Yeah, numbers lie; if sticks were in greater supply and if they were actually marketed the way manufacturers market their models with their wiz-bang CVTs and Dual-Clutch automatics, they'd sell two, maybe three times the number of cars with sticks than they currently do.
"Also, knowing how to drive a MT and actually wanting to drive one for a daily driver are too different things. I grew up on MTs but long commutes and a lot of stop and go traffic quickly pushed me into auto trans."
Sorry, gotta say it; sounds like a cop-out to me. Over my driving lifetime I've lived and commuted in San Diego, Los Angeles, San Jose, Atlanta, Detroit, Chicago, New York, and now Boston.
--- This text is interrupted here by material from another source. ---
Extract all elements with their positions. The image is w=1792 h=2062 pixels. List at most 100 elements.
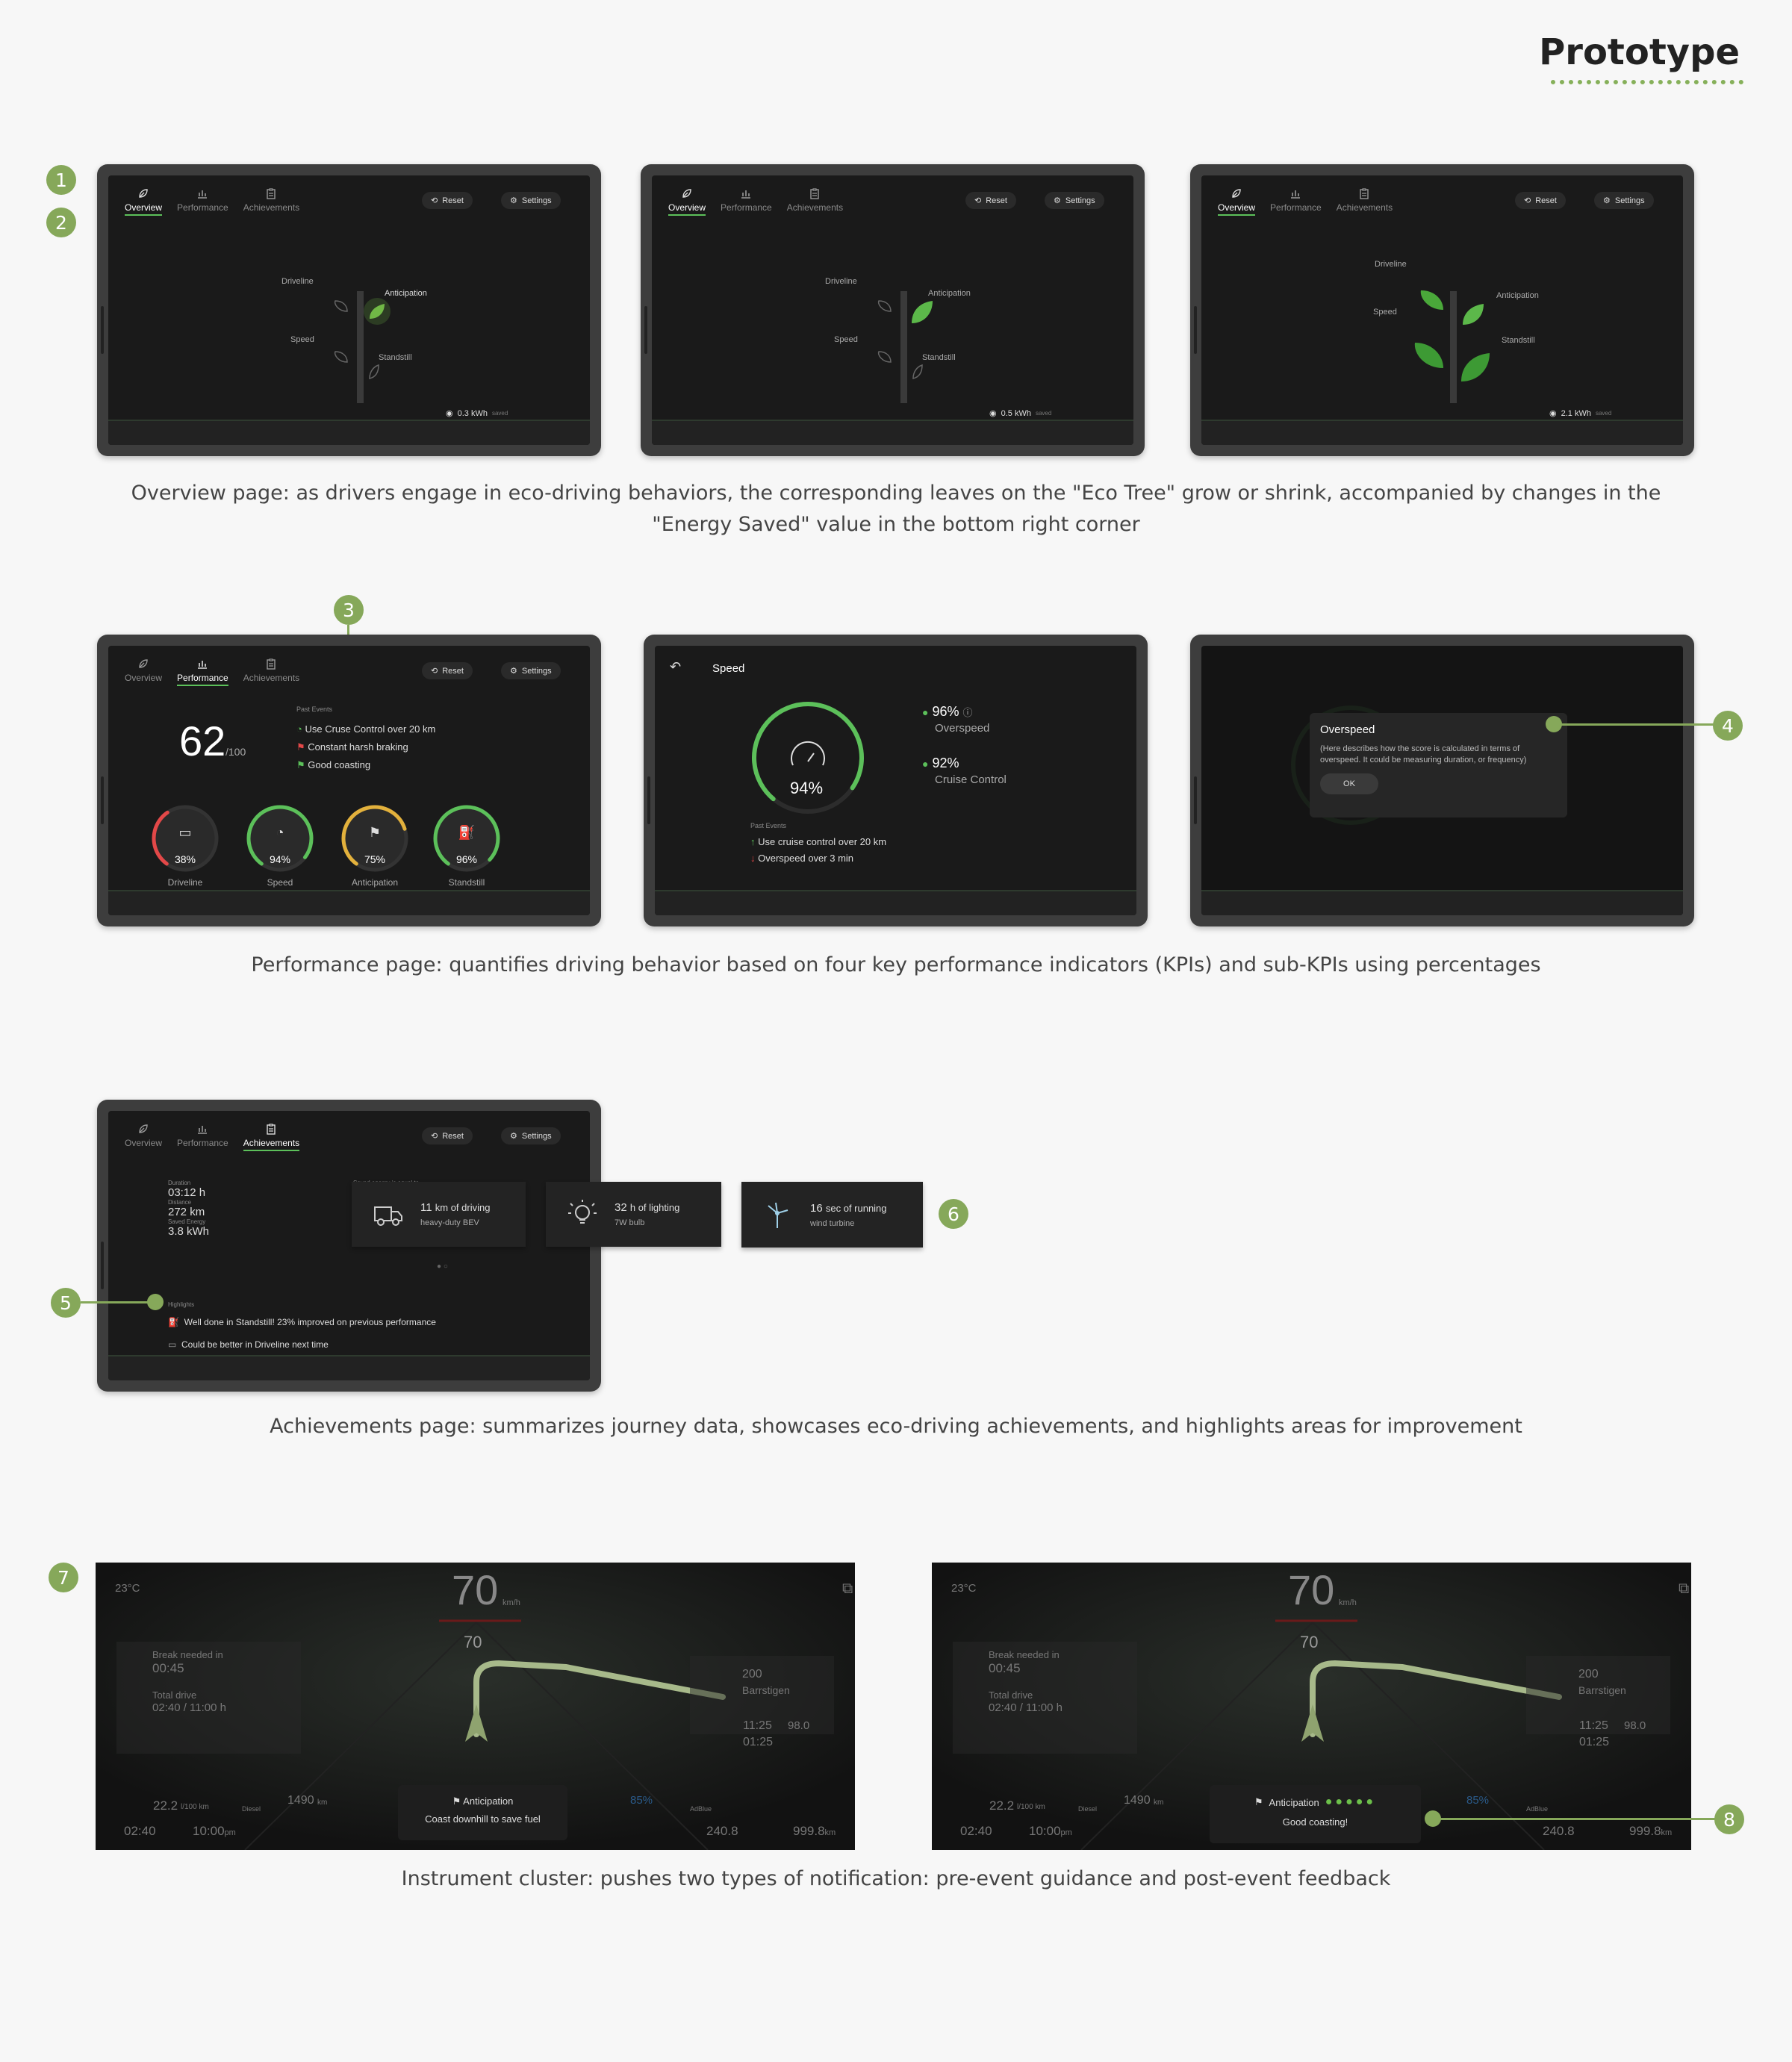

I have well over a million miles under my belt and every time I'm saddled with a car with an automatic (typically a rental when I'm on the road), I hate it so much that as much as I love to travel, I cannot wait to get back home and drive a car with a real transmission.
#125 of 1324 Re: Nothing's changed [shipo]
Feb 28, 2011 (9:52 pm)
Ohhh, is that attitude? I said I didn't; what makes you think I've gotten my hands on them in the last few hours?
Yeah, I guess it is a little attitude. So what. Just think it's funny when people try to extrapolate a few opinions in their neighboorhood or circle of friends to represent the US population as a whole. I could take a poll in my neighboorhood and probably come up with just the opposite of the response that you say you got. What does it prove? That we live in different neighborhoods? Hardly scientific or statistically relevant.
Sales numbers are sales numbers and I just find it hard to believe that all the market research people in all the auto companies have missed this great groundswell of people wanting sticks.
MTs can be fun and there are solid advantages to them. But most people don't drive for fun. Sorry, if you feel people that drive automatics are "copping out". Copping out from what exactly? The joy of rowing the gears and pushing in the clutch while you creep along at 0-25 mph for an hour and a half in rush hour traffic. If all people had to do was drive the curvies with no particular place to go, yeah, maybe they would want MTs in greater numbers. But that is sadly, not reality.